Oh, I’m there with you on the newborn phase. Anytime someone talks about how much they enjoyed that phase, I always ask them if they had a sleeper. My kidlet had an undiagnosed (for first 8 weeks) milk and soy allergy, so that meant anytime I had anything with either, it went into the breast milk and gave him terrible stomach aches, so for two months, none of us slept.
But even after figuring that part out, he’s never been a sleeper. LIke kids who fall asleep randomly in their car seat or something? Never. The one time it happened, he was sick. He gave up naps at 18 months and even before that, I’d have to rock him for like an hour to even get him to sleep for half and hour. And if he did nap, that meant he’d fight sleep at night and not go to sleep until like 11pm. It was miserable.
But you’re right, it will get better at some point. Finally at 4, he’s sleeping consistently through the night. And 95% of the time if he wakes up in the night, he goes back to sleep without getting us up. The only exception is nightmares.
But I think the sleep thing is one of the reasons we decided pretty early on that we were totally good with only one child, lol.

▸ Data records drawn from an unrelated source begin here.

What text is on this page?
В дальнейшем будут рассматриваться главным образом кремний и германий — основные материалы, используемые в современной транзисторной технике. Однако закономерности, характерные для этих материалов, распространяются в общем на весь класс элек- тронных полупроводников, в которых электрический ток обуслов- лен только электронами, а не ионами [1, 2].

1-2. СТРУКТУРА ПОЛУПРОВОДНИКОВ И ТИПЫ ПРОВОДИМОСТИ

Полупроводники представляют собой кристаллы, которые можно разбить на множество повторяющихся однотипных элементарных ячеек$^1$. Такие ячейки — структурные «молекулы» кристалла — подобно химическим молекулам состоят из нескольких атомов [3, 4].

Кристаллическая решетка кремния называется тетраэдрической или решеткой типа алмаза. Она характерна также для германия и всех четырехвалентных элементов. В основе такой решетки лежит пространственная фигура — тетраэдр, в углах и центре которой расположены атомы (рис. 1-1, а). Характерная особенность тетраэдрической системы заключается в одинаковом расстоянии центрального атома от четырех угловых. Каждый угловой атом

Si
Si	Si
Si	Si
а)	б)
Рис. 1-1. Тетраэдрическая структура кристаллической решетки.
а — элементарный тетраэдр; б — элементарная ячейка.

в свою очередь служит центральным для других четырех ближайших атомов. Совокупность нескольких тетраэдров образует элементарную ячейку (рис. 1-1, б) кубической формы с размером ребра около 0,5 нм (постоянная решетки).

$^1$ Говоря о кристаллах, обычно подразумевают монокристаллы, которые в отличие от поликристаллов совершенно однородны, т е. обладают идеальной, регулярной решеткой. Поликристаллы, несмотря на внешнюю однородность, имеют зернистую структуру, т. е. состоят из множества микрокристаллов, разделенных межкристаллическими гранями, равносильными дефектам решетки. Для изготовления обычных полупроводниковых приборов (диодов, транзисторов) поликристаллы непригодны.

Roni, it really does make a difference in how much you enjoy the infant stage. I am always so shocked by people who had difficult babies and then have another child later. I guess they are more optimistic than I am. Baby G was the same as kidlet in that after she was like 3 weeks old, she never went to sleep in the car or her stroller or anytime without a lot of effort on my part. I almost wished it was some sort of allergy at the time because then I would understand what she was screaming about. I was never so happy as when she learned to talk.

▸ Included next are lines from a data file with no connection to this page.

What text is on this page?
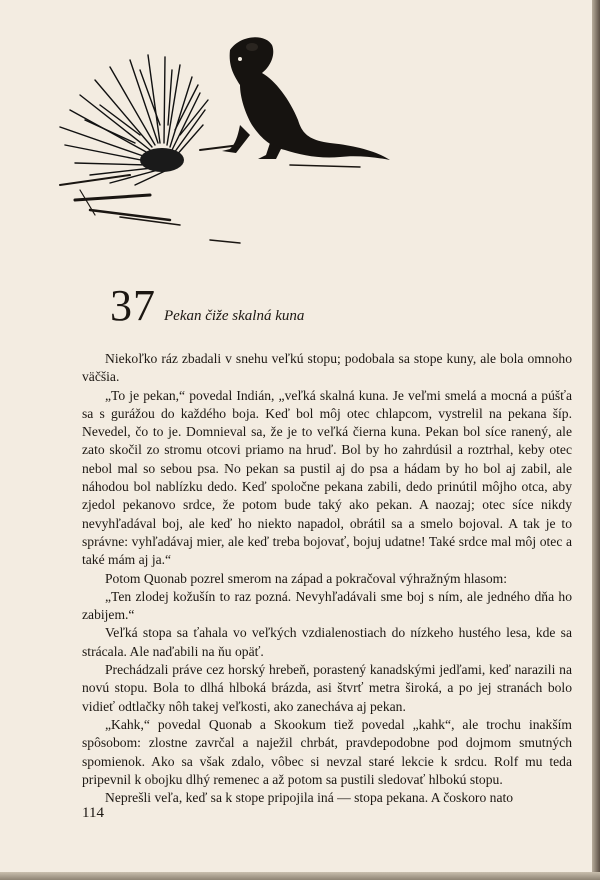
37 Pekan čiže skalná kuna

Niekoľko ráz zbadali v snehu veľkú stopu; podobala sa stope kuny, ale bola omnoho väčšia.

„To je pekan,“ povedal Indián, „veľká skalná kuna. Je veľmi smelá a mocná a púšťa sa s gurážou do každého boja. Keď bol môj otec chlapcom, vystrelil na pekana šíp. Nevedel, čo to je. Domnieval sa, že je to veľká čierna kuna. Pekan bol síce ranený, ale zato skočil zo stromu otcovi priamo na hruď. Bol by ho zahrdúsil a roztrhal, keby otec nebol mal so sebou psa. No pekan sa pustil aj do psa a hádam by ho bol aj zabil, ale náhodou bol nablízku dedo. Keď spoločne pekana zabili, dedo prinútil môjho otca, aby zjedol pekanovo srdce, že potom bude taký ako pekan. A naozaj; otec síce nikdy nevyhľadával boj, ale keď ho niekto napadol, obrátil sa a smelo bojoval. A tak je to správne: vyhľadávaj mier, ale keď treba bojovať, bojuj udatne! Také srdce mal môj otec a také mám aj ja.“

Potom Quonab pozrel smerom na západ a pokračoval výhražným hlasom:

„Ten zlodej kožušín to raz pozná. Nevyhľadávali sme boj s ním, ale jedného dňa ho zabijem.“

Veľká stopa sa ťahala vo veľkých vzdialenostiach do nízkeho hustého lesa, kde sa strácala. Ale naďabili na ňu opäť.

Prechádzali práve cez horský hrebeň, porastený kanadskými jedľami, keď narazili na novú stopu. Bola to dlhá hlboká brázda, asi štvrť metra široká, a po jej stranách bolo vidieť odtlačky nôh takej veľkosti, ako zanecháva aj pekan.

„Kahk,“ povedal Quonab a Skookum tiež povedal „kahk“, ale trochu inakším spôsobom: zlostne zavrčal a naježil chrbát, pravdepodobne pod dojmom smutných spomienok. Ako sa však zdalo, vôbec si nevzal staré lekcie k srdcu. Rolf mu teda pripevnil k obojku dlhý remenec a až potom sa pustili sledovať hlbokú stopu.

Neprešli veľa, keď sa k stope pripojila iná — stopa pekana. A čoskoro nato

114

I’m with you, Shana! I LOATHED the newborn phase! The first two months he was up every two hours…then the rest of the year he was plagued with constant ear infections which had him screaming all night long. He’s ten now and a lot more pleasant company. However, he seems to have inherited my insomnia.
Oh, Brooklyn, ear infections are the worst! You don’t know what’s wrong, and if they don’t have a fever with it, you don’t even realize they are sick. At least you and the ten-year-old can keep each other company!

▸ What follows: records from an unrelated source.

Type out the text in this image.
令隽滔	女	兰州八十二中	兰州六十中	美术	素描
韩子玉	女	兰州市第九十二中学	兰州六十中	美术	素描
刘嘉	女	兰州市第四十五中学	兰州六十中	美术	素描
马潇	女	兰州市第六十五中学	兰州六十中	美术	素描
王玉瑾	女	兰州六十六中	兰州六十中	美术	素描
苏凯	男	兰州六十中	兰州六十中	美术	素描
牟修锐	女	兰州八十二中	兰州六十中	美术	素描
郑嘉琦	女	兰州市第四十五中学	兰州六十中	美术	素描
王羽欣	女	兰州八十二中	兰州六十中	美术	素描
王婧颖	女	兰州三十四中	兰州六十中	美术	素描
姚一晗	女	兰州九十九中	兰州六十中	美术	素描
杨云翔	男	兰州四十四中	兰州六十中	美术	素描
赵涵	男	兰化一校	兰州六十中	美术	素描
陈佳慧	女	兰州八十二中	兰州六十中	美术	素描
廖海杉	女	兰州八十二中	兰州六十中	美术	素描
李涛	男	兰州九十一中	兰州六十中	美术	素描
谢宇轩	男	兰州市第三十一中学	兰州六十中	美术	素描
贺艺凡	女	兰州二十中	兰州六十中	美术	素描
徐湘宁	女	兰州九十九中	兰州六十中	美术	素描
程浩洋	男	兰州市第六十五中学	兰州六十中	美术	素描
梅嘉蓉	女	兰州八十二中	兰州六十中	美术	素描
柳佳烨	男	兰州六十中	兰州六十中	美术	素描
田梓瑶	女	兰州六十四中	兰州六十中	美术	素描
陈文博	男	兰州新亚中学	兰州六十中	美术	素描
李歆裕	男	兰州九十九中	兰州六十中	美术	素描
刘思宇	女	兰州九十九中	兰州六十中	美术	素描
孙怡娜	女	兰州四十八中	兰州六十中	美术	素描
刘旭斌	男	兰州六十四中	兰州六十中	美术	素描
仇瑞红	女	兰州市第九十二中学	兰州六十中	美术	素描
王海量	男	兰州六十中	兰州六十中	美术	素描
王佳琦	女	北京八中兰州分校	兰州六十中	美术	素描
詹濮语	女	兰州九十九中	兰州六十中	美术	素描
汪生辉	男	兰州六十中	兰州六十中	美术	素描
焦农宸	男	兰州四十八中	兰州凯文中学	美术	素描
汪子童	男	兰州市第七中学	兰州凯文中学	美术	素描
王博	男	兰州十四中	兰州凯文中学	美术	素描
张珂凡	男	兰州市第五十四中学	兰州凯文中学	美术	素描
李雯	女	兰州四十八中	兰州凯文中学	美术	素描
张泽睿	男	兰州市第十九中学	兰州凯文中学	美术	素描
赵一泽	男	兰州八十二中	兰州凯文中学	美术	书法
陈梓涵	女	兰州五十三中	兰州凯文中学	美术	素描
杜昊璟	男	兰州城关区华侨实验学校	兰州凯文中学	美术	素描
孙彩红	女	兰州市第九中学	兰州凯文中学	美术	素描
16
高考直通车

I didn’t sleep, through the night, until my daughter was seven. I am a lighter sleeper anyway, so the slightest sound still wakes me up. I certainly wasn’t prepared for the sleep deprivation. She was not a napper, and still seldom naps. I am not a napper, so even when I had the opportunity to sleep, I never caught up.
Gayle, I don’t know how you did it. I would have gone insane with so little sleep for so many years (not that I get oh-so-much now). I ended up taking my doctor’s advice and taking OTC melatonin to get my sleep cycle back on track. It really worked, and I haven’t had to take it for months now.
Oh, sleep deprivation. It seems to have become a way of life around here…and I don’t say that with pride at all, lol. Just a few months ago we were having issues with SuperGirl being afraid to sleep because of a windstorm, and now WonderGirl has been waking up 4-5 times+ per night for the past few weeks. Fortunately, I work until very late in the morning, so I’m usually up anyway when they wake up, but when I go to sleep at 3am and then they get up at 3:30, 4:30, etc. and I hardly ever get one night of uninterrupted sleep (even for 5-6 hours)…yeah, it takes a toll. I’ve been saying for the past few months that if we ever have another child, we’ll adopt one who’s potty-trained, sleeps through the night, and doesn’t scream at me all the time, lol. But I think that might mean I’ll need to adopt an adult. =) (And by the way, that pic of Baby Galen is SO ADORABLE. NOW I have teh bebe fever again. *sigh* =)
Elise, it is going to get better. Those girls are going to sleep through the night at one point. But maybe you should give yourself a year of uninterrupted sleep before you have another baby. You must have it bad if Baby G looks adorable in that picture. I think she looks like an alien. But you could not have convinced me she wasn’t the most beautiful baby ever when I first saw her.